A positive helium ion He+ is released from rest at the surface of a +1000 V flat electrode. It travels in the +x-direction (in vacuum) across a 1 mm gap, passes through a small hole in a +0 V electrode that is parallel to the first one, and enters a region of magnetic field. In the region with the magnetic field, it follows a path that curves in the +y-direction. Assume the magnetic field is uniform outside the electrodes, and zero in between them. For a field strength of B = 1.0 T, what is the radius of curvature of the resulting path in meters?

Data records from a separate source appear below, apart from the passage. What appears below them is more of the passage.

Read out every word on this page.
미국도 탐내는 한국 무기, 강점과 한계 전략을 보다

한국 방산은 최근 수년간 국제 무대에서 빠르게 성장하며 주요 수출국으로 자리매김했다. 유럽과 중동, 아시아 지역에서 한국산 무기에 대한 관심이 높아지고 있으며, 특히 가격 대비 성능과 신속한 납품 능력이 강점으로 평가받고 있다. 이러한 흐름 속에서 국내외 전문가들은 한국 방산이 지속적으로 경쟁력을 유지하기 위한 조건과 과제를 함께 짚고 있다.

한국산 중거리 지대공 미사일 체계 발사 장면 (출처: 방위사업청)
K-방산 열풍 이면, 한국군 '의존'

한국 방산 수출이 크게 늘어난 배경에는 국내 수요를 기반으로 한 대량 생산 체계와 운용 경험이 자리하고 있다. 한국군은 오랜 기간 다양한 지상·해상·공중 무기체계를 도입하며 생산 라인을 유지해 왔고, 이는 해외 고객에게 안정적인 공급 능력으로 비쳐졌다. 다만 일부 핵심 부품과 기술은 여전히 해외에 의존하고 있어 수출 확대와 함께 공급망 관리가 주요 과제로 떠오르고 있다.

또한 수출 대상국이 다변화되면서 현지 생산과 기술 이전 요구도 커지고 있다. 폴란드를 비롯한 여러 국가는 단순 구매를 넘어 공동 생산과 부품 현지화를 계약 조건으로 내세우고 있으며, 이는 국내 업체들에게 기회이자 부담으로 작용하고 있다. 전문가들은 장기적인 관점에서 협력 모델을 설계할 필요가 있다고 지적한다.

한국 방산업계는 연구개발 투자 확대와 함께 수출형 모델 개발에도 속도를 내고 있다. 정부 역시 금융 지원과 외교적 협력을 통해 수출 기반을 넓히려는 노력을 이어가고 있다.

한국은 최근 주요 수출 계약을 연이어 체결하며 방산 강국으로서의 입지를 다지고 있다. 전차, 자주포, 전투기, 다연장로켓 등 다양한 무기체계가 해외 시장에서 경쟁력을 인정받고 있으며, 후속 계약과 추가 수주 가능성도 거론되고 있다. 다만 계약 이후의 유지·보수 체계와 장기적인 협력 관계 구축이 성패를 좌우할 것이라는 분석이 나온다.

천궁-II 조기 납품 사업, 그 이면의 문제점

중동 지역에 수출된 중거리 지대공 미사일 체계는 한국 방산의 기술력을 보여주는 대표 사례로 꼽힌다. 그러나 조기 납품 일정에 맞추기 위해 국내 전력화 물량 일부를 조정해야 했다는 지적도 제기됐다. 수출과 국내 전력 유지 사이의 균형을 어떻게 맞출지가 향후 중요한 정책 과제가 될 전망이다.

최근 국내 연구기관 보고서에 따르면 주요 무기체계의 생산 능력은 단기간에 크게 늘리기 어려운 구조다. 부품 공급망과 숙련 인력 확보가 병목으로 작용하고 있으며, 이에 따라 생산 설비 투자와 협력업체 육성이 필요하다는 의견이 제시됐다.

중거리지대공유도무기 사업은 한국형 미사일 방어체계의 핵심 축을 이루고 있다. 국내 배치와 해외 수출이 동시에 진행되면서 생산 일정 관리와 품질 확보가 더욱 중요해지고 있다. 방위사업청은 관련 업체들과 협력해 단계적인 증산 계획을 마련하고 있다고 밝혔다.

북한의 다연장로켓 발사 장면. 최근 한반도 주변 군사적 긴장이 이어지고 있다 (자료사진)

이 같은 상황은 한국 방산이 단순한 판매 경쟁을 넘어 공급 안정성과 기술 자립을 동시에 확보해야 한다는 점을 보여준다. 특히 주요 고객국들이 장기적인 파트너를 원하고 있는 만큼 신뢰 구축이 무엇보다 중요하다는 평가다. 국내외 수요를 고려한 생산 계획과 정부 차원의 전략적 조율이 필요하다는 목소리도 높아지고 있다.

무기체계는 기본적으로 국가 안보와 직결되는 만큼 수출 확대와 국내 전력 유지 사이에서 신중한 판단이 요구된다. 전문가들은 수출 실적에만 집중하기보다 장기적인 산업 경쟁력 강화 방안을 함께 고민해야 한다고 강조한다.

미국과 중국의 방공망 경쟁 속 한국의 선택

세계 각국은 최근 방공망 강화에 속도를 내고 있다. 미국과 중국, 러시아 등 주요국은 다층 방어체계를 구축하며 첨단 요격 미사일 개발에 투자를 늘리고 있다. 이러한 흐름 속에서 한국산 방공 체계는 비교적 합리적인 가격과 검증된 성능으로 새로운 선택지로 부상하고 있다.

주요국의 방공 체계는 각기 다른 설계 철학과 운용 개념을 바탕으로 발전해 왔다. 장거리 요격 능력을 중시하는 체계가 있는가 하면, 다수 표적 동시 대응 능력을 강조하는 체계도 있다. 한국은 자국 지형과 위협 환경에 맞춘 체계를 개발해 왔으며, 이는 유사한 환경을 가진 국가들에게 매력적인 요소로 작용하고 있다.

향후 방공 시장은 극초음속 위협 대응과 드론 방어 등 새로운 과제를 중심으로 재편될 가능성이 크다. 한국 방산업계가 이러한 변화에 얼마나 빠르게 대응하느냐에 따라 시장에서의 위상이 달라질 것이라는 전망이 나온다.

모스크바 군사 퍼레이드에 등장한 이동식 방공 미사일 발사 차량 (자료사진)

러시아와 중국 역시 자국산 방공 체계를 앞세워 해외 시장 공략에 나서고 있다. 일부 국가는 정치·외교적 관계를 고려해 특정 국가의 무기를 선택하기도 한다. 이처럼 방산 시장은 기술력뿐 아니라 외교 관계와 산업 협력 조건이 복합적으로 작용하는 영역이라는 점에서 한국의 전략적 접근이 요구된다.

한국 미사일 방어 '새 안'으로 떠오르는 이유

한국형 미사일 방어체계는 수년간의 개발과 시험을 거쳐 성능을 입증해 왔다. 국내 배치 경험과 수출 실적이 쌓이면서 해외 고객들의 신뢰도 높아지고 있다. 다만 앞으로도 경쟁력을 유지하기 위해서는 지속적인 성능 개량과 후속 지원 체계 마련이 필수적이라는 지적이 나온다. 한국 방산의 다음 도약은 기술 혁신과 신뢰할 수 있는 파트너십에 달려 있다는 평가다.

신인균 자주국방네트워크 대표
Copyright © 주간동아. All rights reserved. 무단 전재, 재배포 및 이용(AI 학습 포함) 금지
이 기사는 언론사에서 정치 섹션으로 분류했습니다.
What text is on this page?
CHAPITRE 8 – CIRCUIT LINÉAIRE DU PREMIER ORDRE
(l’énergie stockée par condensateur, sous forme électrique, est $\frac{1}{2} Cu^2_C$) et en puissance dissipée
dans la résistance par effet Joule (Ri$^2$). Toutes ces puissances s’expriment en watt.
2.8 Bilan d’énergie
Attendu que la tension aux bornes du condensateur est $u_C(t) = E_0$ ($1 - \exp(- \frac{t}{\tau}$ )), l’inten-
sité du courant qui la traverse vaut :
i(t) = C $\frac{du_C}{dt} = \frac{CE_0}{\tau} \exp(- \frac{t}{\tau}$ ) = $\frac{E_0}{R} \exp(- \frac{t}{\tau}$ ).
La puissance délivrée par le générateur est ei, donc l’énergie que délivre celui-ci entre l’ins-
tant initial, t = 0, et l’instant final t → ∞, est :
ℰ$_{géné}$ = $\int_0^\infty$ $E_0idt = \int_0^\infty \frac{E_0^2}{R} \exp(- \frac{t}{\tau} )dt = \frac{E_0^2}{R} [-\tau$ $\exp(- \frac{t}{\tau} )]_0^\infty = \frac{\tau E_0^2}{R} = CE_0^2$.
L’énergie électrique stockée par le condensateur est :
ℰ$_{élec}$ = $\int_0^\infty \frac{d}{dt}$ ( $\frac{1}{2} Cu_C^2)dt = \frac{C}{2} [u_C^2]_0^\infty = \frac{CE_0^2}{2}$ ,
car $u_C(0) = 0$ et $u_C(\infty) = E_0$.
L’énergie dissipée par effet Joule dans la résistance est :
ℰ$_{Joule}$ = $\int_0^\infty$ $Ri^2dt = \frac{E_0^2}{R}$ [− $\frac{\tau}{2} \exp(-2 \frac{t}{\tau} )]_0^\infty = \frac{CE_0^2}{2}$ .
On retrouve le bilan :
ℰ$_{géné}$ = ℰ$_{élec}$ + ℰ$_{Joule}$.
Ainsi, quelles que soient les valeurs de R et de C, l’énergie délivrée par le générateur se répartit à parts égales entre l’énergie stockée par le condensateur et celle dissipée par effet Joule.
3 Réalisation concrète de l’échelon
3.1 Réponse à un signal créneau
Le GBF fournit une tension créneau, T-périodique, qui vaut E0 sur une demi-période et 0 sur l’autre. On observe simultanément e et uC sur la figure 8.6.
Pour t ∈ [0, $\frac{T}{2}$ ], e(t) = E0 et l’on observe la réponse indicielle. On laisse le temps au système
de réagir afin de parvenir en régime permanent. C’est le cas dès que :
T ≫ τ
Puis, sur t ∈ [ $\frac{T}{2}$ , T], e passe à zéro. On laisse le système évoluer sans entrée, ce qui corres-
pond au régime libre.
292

A helium nucleus has two protons and two neutrons
To find the radius of curvature of the path followed by the He+ ion in the magnetic field, we can use the equation for the centripetal force acting on a charged particle moving in a magnetic field.
The centripetal force is given by the equation:
F = qvB
Where:
F represents the force acting on the particle,
q represents the charge of the particle,
v represents the velocity of the particle, and
B represents the magnetic field strength.
Since the He+ ion has a charge of +2e (where e is the elementary charge), the force acting on it can be written as:
F = (2e)vB
The centripetal force required to make the ion follow a curved path can be equated to the force given by:
F = mv²/r
Where:
m represents the mass of the particle, and
r represents the radius of curvature.
Setting the two equations for force equal to each other, we have:
(mv²)/r = (2e)vB
We can further simplify the equation by substituting the mass of the helium nucleus as:
m = 4 × mass of a proton (since the helium nucleus contains two protons and two neutrons)
Substituting the values and rearranging the equation to solve for r, we get:
r = (4mv) / (2eB)
Now, let's fill in the given values:
m (mass of a proton) = 1.67 × 10^-27 kg
v (velocity) = speed of light (since it starts from rest and is given in vacuum)
e (elementary charge) = 1.6 × 10^-19 C
B (magnetic field strength) = 1.0 T
Plugging in these values, we can calculate the radius of curvature (r).